PSBといえばあの赤い臭い水という概念が私たちには浸透しているのですが、実は同じ色をした培養液であってもその中身の菌株が全く違うということもあるのです。


いわんや市販の有名どころのPSBに至っては、下手に増やされては商売あがったりになるのは必定ですから、どんな餌で増やしているかなどの情報は公開されません。


皆さんが失敗するのは当たり前なのかも知れません。


 


 弊社では比較的高価だったPSBは 「自分で増やして使えばずいぶんと安く使えるものなのですよ」 ということを知っていただきたくてふやしてPSBを商品化しましたが、これほどPSBの培養が皆様に知れ渡るとはメーカー各社も予想をしていなかったのではないかと思われます。
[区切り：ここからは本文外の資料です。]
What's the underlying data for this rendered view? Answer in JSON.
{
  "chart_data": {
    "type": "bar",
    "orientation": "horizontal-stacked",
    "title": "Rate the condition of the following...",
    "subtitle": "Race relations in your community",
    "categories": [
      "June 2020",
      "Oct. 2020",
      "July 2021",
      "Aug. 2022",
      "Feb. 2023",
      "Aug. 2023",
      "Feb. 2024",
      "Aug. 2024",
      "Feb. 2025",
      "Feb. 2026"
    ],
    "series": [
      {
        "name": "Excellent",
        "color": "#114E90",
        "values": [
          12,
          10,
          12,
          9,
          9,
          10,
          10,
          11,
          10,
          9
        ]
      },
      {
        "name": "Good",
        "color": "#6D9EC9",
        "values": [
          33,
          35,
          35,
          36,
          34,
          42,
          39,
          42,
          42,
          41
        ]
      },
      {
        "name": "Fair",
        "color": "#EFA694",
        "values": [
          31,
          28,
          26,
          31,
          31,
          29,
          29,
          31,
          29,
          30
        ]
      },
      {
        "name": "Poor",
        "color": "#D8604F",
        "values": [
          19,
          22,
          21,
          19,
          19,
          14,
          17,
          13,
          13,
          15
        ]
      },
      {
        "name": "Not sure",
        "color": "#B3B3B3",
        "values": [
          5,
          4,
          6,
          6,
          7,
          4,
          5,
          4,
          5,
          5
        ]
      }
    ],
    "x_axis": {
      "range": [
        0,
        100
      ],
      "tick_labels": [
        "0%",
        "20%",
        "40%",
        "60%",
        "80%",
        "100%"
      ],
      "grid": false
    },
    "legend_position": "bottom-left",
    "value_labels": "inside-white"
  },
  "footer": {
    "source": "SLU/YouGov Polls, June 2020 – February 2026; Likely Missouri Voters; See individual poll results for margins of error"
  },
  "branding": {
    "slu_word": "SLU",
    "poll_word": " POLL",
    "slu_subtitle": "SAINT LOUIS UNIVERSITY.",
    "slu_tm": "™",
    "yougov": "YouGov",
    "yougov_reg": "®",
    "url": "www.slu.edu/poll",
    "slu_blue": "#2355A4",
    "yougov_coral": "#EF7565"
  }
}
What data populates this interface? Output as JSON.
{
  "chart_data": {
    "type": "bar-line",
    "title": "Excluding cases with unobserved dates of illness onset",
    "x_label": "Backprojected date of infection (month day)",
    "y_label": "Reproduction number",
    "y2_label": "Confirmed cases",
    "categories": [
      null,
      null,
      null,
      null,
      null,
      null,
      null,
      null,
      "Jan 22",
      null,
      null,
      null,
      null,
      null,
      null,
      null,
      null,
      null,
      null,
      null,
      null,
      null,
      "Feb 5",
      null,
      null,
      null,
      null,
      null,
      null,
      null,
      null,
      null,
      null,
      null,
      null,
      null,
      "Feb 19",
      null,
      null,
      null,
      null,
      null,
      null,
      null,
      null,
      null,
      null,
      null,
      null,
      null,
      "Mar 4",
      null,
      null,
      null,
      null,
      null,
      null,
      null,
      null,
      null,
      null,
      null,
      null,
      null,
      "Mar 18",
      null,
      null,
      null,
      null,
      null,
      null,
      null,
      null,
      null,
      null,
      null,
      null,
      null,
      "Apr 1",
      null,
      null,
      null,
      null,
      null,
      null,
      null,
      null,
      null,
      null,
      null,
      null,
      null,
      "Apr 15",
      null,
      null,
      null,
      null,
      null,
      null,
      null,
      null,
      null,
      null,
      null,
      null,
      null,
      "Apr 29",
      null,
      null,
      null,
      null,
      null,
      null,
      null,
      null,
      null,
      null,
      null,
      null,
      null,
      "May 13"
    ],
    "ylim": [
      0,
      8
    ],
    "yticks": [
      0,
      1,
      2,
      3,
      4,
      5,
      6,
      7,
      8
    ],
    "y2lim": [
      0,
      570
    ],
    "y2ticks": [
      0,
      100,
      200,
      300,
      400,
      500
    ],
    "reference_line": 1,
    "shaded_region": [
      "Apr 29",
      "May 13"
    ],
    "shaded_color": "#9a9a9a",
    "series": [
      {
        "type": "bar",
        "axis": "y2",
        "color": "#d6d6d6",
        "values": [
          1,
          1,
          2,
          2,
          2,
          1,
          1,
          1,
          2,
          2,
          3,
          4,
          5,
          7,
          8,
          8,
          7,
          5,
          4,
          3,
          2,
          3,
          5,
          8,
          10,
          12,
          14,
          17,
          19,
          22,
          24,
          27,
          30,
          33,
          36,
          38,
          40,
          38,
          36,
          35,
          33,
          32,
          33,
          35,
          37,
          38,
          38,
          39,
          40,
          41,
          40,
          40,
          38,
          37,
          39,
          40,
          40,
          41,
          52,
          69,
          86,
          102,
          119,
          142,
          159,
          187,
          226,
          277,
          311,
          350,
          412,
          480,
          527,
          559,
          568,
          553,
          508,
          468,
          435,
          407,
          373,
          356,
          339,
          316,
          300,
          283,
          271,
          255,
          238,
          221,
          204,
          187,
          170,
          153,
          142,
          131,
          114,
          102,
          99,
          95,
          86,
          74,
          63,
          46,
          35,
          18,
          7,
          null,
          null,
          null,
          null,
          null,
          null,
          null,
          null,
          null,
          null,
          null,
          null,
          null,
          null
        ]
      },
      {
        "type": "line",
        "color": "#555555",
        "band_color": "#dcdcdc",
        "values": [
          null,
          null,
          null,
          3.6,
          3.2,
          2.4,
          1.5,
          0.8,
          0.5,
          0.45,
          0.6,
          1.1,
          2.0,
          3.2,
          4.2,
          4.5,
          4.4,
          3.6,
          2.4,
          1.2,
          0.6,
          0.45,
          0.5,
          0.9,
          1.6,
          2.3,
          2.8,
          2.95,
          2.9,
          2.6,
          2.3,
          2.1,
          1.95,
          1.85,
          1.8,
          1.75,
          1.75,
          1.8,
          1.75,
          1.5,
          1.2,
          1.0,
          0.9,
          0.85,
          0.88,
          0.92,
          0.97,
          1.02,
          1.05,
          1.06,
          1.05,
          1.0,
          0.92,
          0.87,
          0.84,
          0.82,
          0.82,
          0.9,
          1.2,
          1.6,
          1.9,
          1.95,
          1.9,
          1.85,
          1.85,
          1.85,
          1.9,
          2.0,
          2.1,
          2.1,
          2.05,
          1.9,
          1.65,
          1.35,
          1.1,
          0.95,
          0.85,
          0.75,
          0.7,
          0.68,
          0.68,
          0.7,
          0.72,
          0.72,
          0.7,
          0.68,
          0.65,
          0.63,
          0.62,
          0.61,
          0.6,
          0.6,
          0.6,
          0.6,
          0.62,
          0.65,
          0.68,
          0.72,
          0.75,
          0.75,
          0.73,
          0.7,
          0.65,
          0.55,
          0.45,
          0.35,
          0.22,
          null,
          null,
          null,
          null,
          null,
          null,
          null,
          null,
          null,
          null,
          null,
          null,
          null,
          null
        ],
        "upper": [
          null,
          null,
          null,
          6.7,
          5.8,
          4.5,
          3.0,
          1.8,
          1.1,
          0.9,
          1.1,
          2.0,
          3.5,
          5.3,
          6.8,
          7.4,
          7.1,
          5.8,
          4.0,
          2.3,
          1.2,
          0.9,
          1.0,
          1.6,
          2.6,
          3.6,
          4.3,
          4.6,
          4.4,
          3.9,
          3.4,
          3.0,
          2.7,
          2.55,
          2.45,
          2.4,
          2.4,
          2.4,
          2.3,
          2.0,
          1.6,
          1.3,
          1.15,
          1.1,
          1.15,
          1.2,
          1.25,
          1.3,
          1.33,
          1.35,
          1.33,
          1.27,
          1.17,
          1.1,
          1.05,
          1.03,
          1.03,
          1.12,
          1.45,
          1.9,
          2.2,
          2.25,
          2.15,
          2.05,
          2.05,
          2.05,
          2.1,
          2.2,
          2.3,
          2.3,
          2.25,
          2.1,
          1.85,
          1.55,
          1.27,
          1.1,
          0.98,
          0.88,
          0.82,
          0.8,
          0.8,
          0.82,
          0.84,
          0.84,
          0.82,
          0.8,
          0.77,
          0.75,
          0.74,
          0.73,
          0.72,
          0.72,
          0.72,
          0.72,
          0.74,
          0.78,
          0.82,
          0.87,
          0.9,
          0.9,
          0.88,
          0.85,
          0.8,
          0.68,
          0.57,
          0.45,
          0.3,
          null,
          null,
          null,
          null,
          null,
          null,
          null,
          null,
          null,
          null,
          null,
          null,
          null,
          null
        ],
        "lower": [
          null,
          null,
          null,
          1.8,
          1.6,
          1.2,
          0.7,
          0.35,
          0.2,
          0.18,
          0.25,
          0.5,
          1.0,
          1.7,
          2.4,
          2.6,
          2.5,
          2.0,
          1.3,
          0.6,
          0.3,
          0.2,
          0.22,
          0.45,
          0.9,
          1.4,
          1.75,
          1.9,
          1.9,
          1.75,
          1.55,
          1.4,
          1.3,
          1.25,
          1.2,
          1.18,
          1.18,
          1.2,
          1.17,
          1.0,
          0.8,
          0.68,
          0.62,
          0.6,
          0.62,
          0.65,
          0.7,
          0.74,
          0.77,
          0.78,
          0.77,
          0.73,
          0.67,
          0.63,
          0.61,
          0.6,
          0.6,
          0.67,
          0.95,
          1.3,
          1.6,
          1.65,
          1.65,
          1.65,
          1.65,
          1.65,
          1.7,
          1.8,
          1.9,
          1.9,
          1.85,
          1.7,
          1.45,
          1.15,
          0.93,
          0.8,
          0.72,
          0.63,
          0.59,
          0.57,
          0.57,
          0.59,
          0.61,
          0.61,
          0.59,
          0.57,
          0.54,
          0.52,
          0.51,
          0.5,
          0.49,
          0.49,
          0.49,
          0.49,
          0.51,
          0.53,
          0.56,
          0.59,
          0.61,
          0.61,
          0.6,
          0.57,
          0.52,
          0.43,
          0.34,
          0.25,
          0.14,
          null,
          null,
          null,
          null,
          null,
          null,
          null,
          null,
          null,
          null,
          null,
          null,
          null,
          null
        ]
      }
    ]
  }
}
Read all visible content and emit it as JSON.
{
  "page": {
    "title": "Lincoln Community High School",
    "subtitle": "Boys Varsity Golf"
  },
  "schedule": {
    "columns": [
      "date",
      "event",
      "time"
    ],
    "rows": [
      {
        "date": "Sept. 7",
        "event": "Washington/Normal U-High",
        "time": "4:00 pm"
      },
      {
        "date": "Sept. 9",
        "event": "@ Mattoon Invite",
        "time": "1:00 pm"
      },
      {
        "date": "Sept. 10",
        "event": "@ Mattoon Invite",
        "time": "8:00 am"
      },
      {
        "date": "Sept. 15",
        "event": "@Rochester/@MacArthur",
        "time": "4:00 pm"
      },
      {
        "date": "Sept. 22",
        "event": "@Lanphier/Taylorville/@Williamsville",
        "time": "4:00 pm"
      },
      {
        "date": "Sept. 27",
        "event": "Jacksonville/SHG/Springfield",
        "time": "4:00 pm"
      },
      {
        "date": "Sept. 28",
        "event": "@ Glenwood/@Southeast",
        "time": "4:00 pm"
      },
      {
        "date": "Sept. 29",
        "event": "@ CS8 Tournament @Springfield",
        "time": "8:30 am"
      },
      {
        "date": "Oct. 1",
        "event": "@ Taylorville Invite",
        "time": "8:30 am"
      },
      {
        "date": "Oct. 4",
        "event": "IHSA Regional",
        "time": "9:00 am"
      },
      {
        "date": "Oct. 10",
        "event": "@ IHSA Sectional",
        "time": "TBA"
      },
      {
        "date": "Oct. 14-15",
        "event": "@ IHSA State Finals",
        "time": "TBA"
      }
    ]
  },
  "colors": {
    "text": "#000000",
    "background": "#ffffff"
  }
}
これもコロナ禍の中で起こっためだかブームが大きな要因になったのではないかと考えています。


他の観賞魚の例でもそうでしたが、めだかのブームもやがて沈静化してPSBの需要も少なくなるとは思いますが、PSBを自分で増やすという手法は広く皆さんに記憶されて、水槽管理だけでなく園芸や農耕、はては様々な環境対策として用いられる日が来るとの希望を持っています。


PSBはそれらの課題を十分にクリアーできる可能性を秘めているからです。